Além de serem encorajados a comerem o mínimo possível, os participantes eram submetidos a provas de “tentação” nas quais eram colocados em uma sala cheia de guloseimas e encorajados a comerem o maior número de calorias possível para ganhar prêmios tipo receber uma visita da família. Essa dicotomia entre um estímulo para não comer ao mesmo tempo de outro para comer contribui para que tanto os participantes quanto os espectadores criem uma relação problemática com a comida. Isso, somado à maneira problemática com a qual constrói a rotina de exercícios dos participantes, faz o programa ser mais um estímulo a distúrbios alimentares e práticas pouco saudáveis com potencial de vários danos físicos e psicológicos do que uma estímulo à melhorias na saúde da população.
Essas provas de “tentação” também servem para reforçar estereótipos sobre pessoas obesas, remetendo à noção de que pessoas gordas são assim porque são incapazes de se controlar perto de comida. O programa como inteiro demonstra um espírito de ridicularizar seus participantes pelo peso, por exemplo adicionando um efeito de tremor na câmera quando alguém cai durante um exercício, como se a queda da pessoa tivesse causado um terremoto. A natureza das imagens revela um olhar de bastante julgamento, tratando seus participantes como figuras aberrantes que deveriam ser humilhadas por não se adequarem a padrões ao invés de uma discussão mais saudável sobre emagrecimento e peso. É um olhar que ainda está presente em programas como Quilos Mortais ou Acumuladores que estão mais focados em sensacionalismo e em tratar as pessoas filmadas como aberrações de circo do que em verdadeiramente provocar uma transformação na vida delas ou abordar o tema com responsabilidade.
Verdadeiros perdedores
Se as imagens do programa e os depoimentos de ex-participantes já nos dão uma medida consistente de como a produção era tão problemática e não deveria ir ao ar, as coisas se tornam ainda mais revoltantes nas entrevistas com as pessoas que trabalhavam na produção do programa, em especial os dois produtores e um dos treinadores, Bob Harper. A outra treinadora do programa, Jillian Michaels, se recusou a falar ao documentário, compreensível considerando a conduta reprovável dela ao longo do programa, chegando inclusive a dar aos participantes comprimidos da cafeína para acelerar o emagrecimento deles, sendo que isso era proibido pela equipe médica e pelas regras do reality.

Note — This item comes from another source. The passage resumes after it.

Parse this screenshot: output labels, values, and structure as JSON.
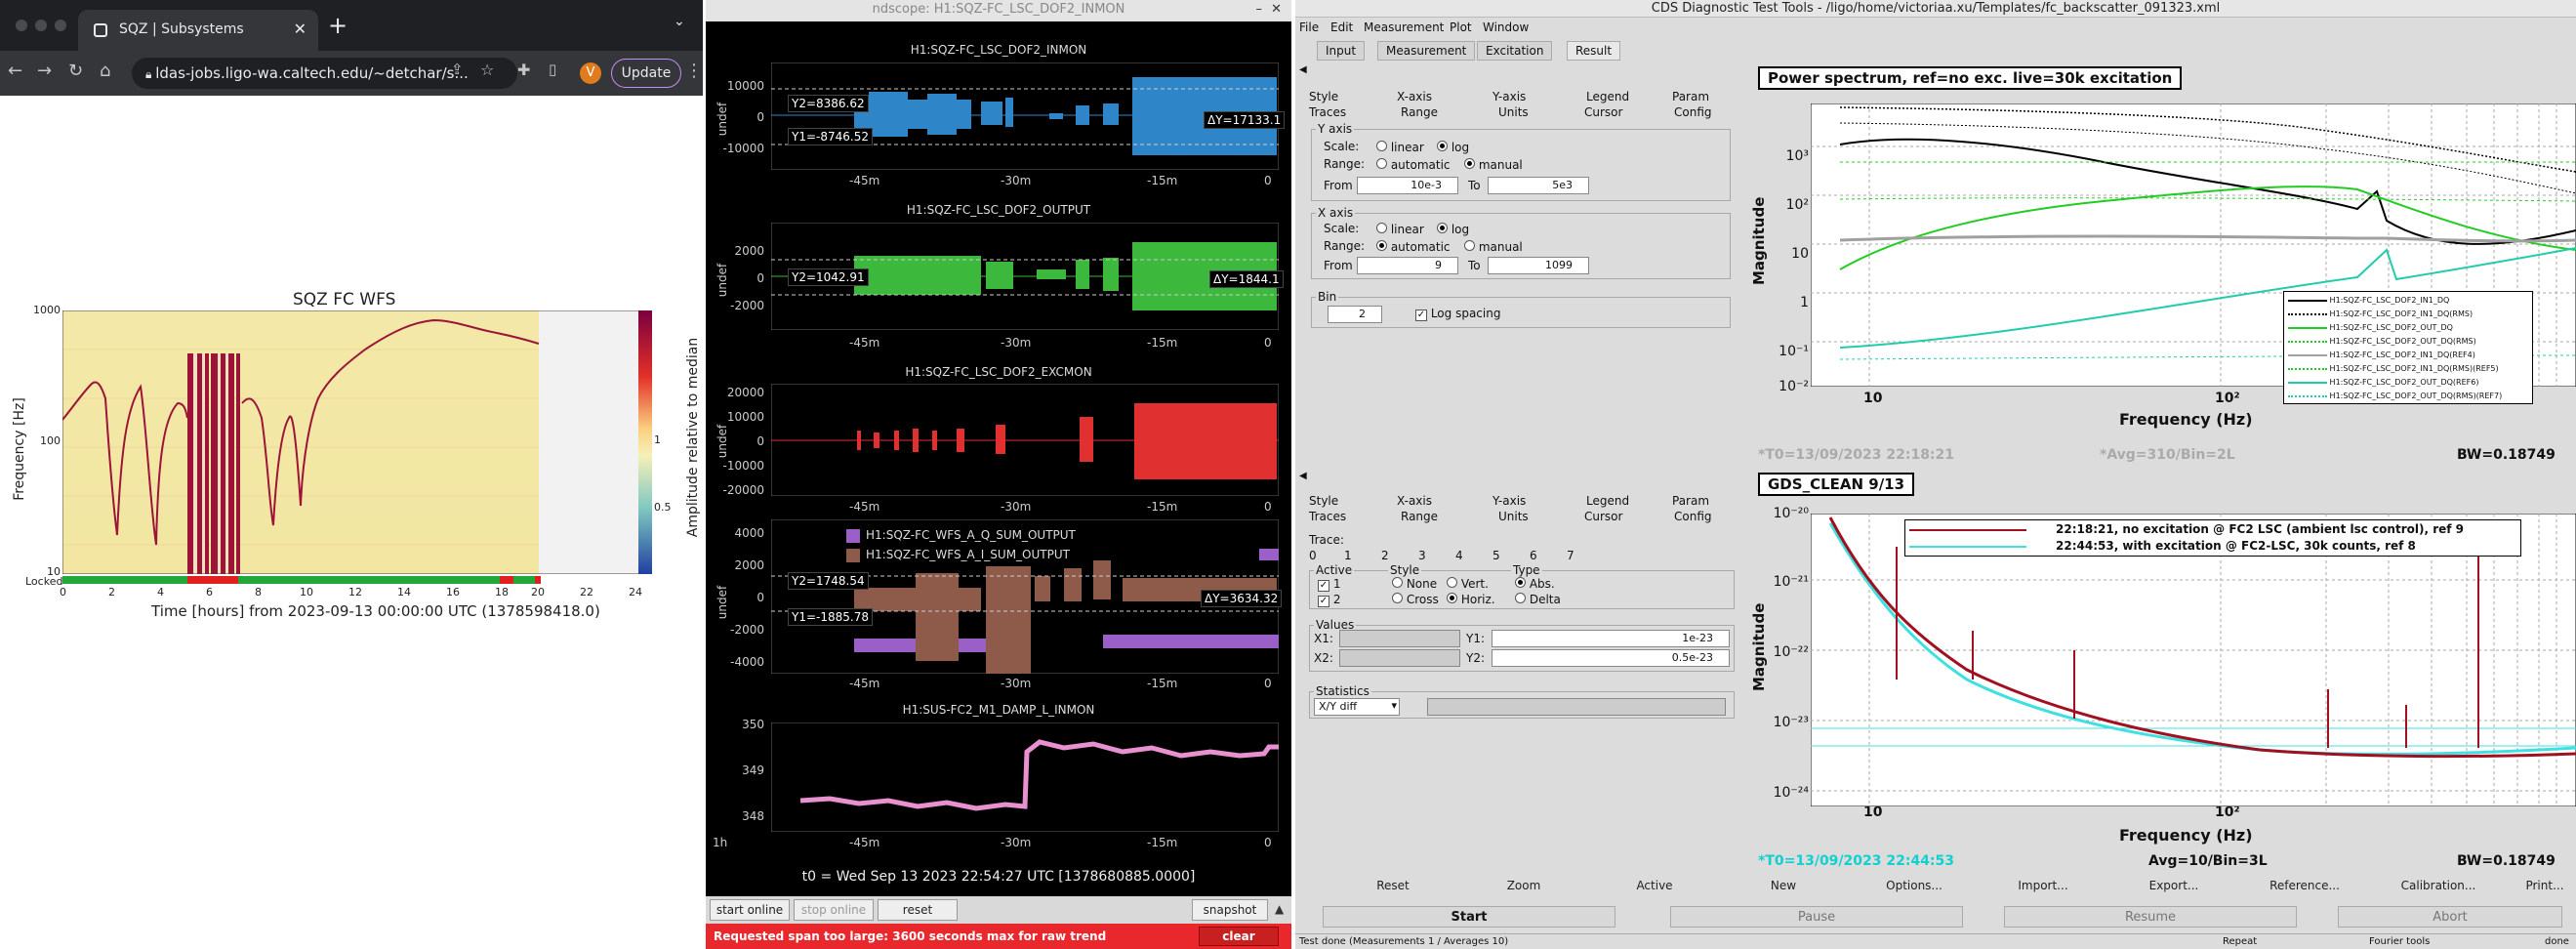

Harper fala como um sociopata, desprovido de qualquer empatia pelos participantes e não exibindo qualquer remorso pela falta de profissionalismo, pelas práticas pouco saudáveis que seus exercícios promoviam ou pelo assédio moral que fazia. Mesmo quando confrontado com imagens de sua conduta ele se defende dizendo que era para fazer o programa ser divertido ou que era uma maneira de estimular os participantes. Ele inclusive critica o médico responsável pelo programa, Robert Huizenga, por supostamente interferir nos exercícios e dietas pouco saudáveis que ele impunha aos participantes, dizendo que o médico era um ególatra com complexo de deus, sendo que o médico estava correto. Como um perfeito narcisista, ainda que não tenha qualquer empatia pelos participantes do programa, Harper cobra empatia para si mesmo ao narrar como seu próprio programa de exercícios o levou a um infarto ainda jovem (e nem assim ele faz qualquer autocrítica) e, num ato de extrema hipocrisia, agradece aos médicos que salvaram sua vida quando minutos antes criticou o médico do programa por fazer o mesmo pelos participantes.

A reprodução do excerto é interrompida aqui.